The Midnight Club is Mike Flanagan’s newest entry in what has unofficially become known as “Flanaverse”. Together with the American filmmaker’s other Netflix series, The Haunting of Hill House, The Haunting of Bly Manor and the excellent Midnight Mass (reviewed here), The Midnight Club is another spooky story populated with deeply evolved characters that are easy to care for and a central mystery – of sorts.
The Midnight Club is part ghost story and part anthology. As the terminally ill teenagers meet each midnight, the stories they tell become episodes within episodes, so to speak. The genres vary wildly. Kevin (played by Igby Rigney) tells his multi-part story about the haunted hammer-wielding serial killer. Amesh (played by Sauriyan Sapkota) tells the story of the wannabe game developer who would destroy the world (also starring the excellent Flanaverse-regular Rahul Kholi). Spencer (played by William Chris Sumpter) tells of robots and future-revealing VHS cassettes.
When not in the more or less fictive world of the teenagers’ stories, we follow Ilonka (played by Iman Benson) and her investigations into the hospice manor’s mysterious past. Here we also meet the forest-dwelling New Ager Shasta (played by Samantha Sloyan), who leads a small commune of women out in the nearby woods.

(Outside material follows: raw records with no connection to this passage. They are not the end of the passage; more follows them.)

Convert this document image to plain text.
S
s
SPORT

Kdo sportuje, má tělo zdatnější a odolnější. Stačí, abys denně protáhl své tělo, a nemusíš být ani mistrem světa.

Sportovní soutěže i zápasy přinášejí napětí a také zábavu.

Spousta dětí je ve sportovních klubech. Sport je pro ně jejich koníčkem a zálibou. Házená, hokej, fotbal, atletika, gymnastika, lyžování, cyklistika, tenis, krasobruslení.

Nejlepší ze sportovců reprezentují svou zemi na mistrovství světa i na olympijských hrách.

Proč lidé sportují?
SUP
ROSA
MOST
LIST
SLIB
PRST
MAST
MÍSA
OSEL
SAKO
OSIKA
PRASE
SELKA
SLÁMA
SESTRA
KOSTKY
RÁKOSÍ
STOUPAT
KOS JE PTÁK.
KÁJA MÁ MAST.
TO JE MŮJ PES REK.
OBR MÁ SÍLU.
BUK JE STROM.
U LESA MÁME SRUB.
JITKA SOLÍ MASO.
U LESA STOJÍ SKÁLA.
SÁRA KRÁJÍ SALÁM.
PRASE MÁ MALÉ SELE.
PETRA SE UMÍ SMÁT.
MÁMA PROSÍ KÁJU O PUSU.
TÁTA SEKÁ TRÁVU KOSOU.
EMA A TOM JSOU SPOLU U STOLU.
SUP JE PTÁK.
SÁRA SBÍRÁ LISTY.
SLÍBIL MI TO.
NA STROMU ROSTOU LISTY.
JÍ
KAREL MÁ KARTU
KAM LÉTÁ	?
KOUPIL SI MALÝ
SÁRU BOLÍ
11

Watching The Midnight Club, I was surprised by the themes and subject matter in the various stories. The show is set in the mid-90s, and various diseases and the inevitability of death are discussed at length. Weakness and disease, and the acceptance that the teenagers will die from it, and soon, is an ever-present topic in each of these stories, which functions as a way for each of them to process and accept their fates. And for the most part, these stories got to me, thanks to some excellent performances by the young actors.
Much like Mike Flanagan’s other shows, faith is also a central theme. And like in these other stories, there are opposite views, represented by two of the teenagers in this case. For if God is just, why then are these teenagers dying of cancer and AIDS? The Midnight Club never proselytizes for one side or the other but instead asks questions for the viewer to ponder if they so choose.
But going into a Mike Flanagan series, I was also hoping for a scare or two, and sadly, The Midnight Club is lacking in this department. And in a way, I think that’s even the point, as the show goes very meta at one point to explain the difference between being startled (for example, a loud sound making you jump in your chair) and being scared for real. But what I wasn’t sure about was the point Mike Flanagan was trying to make here, as the show then goes on to do exactly one thing with its horror elements for the rest of the season; it startles you – it never really scares you (unless you’re easily scared, that is). In fact, watching this, you could be forgiven for feeling that the supernatural elements were tacked on like an afterthought. Despite what the trailer wants you to think, there are very few real scares to be found here. And after seeing last year’s The Midnight Mass, I expected more.